The Herald kicked off last week with a front page story devoted to Sid and Chand Sahrawat’s decision to close their three upmarket Auckland restaurants for two weeks.
The pair blamed staffing shortages, caused in part by a lack of migrant workers during the Covid-19 pandemic, for their decision.
It was the start of a media blitz for hospitality industry bosses.
Over the next few days, a succession of restaurant and cafe owners were filmed ceremoniously switching off their lights as part of the Restaurant Association’s The Reset campaign.
It aimed to put pressure on the government to allow more migrant hospitality workers into the country to fill gaps appearing in the rosters at many bars and eateries.
For a while, its talking points went pretty much unchallenged.
The Project’s coverage saw presenter Jeremy Corbett quizzing Lumsden Freehouse owner Evan King, who brushed off a question about whether low pay was a factor in the industry's struggles to find staff.
"That's an absolute misconception and false lie that's been repeated for years and years and years.," he said. "Our bar, for one, pays over the living wage for every single employee. The wages in hospitality are actually pretty good."
"We could close the kitchen for a day a week. We could make our menu much smaller and one chef could do it for those few days. Just find someone. We could pay more money - an unsustainable amount of money - that's a point."
These initial reports were a lesson in how a well-run PR campaign can help you sneak some early, less-than-critical coverage for your cause.
As it turns out, many hospitality workers don’t see their pay levels as quite such an insurmountable, or insignificant, factor in their industry’s staffing shortage, and this week their voices have started to be cut through.
The morning after The Project ran its story, the founder of hospitality advocacy organisation Raise The Bar, Chloe Ann-King, talked to RNZ’s First Up.
"If employers want to see us coming back into the industry, they're going to have to offer higher wages. They're going to have to offer higher wages. They're going to have to offer us working conditions that don't leave us burnt out and feeling like we're sub-human."
King’s message echoed that of Charlotte Muru-Lanning, a former hospitality worker who now writes at The Spinoff.
She told RNZ podcast The Detail that hospitality employers should be concentrating on fixing an exploitative industry, rather than patching over their problems with migrants.
"I don't doubt that there's a worker shortage. The blame for that lies on the industry," she said. "I always think if there weren't enough jobs and there were all these hospitality workers looking for work, they would have to upskill to look good enough for an employer to employ them, but when it comes the other way round, there's not that same expectation to draw us in."
On RNZ’s Nine To Noon, political commentator Neale Jones also criticised hospitality bosses getting their hackles up at facing a market where they have to compete for workers, as opposed to one that works the other way round.
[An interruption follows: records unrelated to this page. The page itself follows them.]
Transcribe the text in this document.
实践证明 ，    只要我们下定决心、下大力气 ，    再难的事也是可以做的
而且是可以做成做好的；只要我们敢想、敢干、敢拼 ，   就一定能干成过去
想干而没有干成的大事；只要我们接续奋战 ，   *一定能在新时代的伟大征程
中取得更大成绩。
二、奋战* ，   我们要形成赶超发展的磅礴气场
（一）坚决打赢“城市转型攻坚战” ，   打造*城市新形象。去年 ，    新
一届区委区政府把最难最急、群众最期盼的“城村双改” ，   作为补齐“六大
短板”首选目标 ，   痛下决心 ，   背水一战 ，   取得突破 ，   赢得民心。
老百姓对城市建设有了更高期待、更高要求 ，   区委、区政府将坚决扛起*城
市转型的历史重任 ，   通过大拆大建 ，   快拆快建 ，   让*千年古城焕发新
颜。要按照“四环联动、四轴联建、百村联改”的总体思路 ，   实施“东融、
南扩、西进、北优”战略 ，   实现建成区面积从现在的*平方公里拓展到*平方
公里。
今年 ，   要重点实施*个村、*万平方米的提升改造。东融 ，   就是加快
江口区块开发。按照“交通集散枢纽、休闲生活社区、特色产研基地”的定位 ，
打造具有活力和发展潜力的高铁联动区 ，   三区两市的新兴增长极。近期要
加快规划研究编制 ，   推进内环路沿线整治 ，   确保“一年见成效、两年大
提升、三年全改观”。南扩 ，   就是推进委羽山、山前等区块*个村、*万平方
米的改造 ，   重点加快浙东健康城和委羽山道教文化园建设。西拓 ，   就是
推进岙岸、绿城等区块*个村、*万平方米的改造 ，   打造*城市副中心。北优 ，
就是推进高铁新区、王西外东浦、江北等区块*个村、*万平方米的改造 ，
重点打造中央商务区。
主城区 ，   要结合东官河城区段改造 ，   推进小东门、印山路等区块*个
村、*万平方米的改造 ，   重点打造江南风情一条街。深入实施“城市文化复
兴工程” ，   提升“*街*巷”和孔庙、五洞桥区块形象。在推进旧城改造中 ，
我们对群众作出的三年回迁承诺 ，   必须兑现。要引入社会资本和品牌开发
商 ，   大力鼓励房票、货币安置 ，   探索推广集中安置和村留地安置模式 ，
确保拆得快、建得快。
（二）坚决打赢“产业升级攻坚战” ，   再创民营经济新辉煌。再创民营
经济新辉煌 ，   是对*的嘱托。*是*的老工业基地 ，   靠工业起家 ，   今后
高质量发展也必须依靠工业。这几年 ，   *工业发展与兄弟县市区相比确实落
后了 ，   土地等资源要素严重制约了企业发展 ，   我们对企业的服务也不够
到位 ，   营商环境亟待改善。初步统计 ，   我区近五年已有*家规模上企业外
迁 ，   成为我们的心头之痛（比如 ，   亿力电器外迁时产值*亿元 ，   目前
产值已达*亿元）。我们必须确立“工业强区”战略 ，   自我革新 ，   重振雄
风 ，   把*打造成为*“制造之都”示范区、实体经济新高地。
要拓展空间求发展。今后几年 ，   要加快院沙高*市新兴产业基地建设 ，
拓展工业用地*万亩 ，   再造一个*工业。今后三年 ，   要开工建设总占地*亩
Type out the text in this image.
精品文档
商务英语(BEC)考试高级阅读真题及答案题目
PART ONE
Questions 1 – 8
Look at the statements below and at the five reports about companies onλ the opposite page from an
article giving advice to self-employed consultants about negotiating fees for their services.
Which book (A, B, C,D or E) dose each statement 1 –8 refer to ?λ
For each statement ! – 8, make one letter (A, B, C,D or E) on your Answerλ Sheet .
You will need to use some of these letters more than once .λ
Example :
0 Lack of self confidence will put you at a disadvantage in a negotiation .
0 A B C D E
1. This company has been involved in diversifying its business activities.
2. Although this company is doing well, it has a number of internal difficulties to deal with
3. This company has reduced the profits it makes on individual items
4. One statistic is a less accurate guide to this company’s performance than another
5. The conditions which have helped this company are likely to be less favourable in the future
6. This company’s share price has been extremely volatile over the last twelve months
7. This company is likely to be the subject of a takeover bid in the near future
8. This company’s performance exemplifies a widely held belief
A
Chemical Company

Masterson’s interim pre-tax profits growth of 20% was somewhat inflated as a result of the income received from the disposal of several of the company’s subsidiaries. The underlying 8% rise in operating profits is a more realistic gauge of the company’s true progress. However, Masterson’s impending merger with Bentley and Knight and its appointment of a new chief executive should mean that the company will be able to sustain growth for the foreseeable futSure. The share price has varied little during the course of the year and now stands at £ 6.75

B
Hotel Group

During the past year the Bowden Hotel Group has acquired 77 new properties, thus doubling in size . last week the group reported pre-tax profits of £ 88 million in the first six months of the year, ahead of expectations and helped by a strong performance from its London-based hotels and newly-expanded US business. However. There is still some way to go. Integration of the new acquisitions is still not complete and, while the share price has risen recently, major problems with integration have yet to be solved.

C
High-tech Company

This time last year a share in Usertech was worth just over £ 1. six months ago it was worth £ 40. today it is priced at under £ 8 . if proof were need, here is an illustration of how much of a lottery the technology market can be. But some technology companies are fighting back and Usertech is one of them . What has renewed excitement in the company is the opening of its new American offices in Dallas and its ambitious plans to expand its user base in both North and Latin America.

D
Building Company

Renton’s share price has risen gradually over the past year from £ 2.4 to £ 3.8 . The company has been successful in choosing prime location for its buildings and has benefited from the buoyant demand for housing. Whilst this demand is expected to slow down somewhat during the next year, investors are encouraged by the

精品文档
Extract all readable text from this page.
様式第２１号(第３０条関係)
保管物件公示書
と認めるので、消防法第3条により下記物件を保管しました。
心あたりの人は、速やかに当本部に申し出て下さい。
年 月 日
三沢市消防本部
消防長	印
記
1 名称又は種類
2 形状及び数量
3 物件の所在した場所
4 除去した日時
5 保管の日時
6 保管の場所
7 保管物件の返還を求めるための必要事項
"We've talked for ages about how we need a high wage economy. We've talked for ages about our low wage problem. The minute there's a labour shortage, and working people are in a position to demand more, we get demands to bring in more low-income labour."
It likely wasn’t intentional, but Employers and Manufacturers Association head of strategy Alan McDonald helped fuel that chorus of criticism, in an interview with Newsroom’s Jonathan Milne about whether the country has reached its maximum sustainable level of employment.
He told Milne the country’s current unemployment of 4.5 percent is too low, and needs to be closer to 5 percent to help stave off wage inflation and help businesses retain staff.
Data journalist Keith Ng pointed out that the EMA raising concerns about high employment, recently opposed Labour’s minimum wage rise in part on the basis that it would force businesses to close and cost jobs.
New Zealand Initiative economist Eric Crampton argued that while McDonald made his point poorly, there are real concerns that driving unemployment down with higher inflation easily results in higher long-term inflation, without long-term improvement in unemployment.
Economist Shamubeel Eaqub, told Mediawatch that more news organisations should add context to stories which air concerns about rising wages or staff shortages.
"For a long time, New Zealand businesses have paid far less than other places. We know that as a country we have less of our economy going to workers, compared to business owners. It is about finding that balance, and I think that balance has not been present in a lot of the media coverage."
Eaqub noted that many of the industries asking for low-wage workers are recording high profits.
More than 366,000 workers are also currently 'underutilised' and searching for work - but not connecting with employers like Sid and Chand Sahrawat at The French Cafe.
"I would like to see far greater exploration of the fact that there are many businesses and industries in New Zealand where sales have gone up, profits have gone up, and the same businesses are arguing that 'we need to have access to cheap labour, because we want to make more money'."
Some disclaimers apply here: employers have an important perspective, and broadcasting it doesn’t brainwash audiences into believing every word.
In the end, workers' voices did start to cut through in the last two weeks, and employers' campaigning started to seem a bit less sympathetic.
But it might have been nice to hear earlier on from those who may not have been so keen to switch off the lights over a market offering them higher wages and a better shot at getting a job.
This roiling two-week-long media saga comes with a small warning: even if a story comes packaged with glossy PR and on-call media talent, it’s worth checking for the other perspectives before going to air, or hitting print.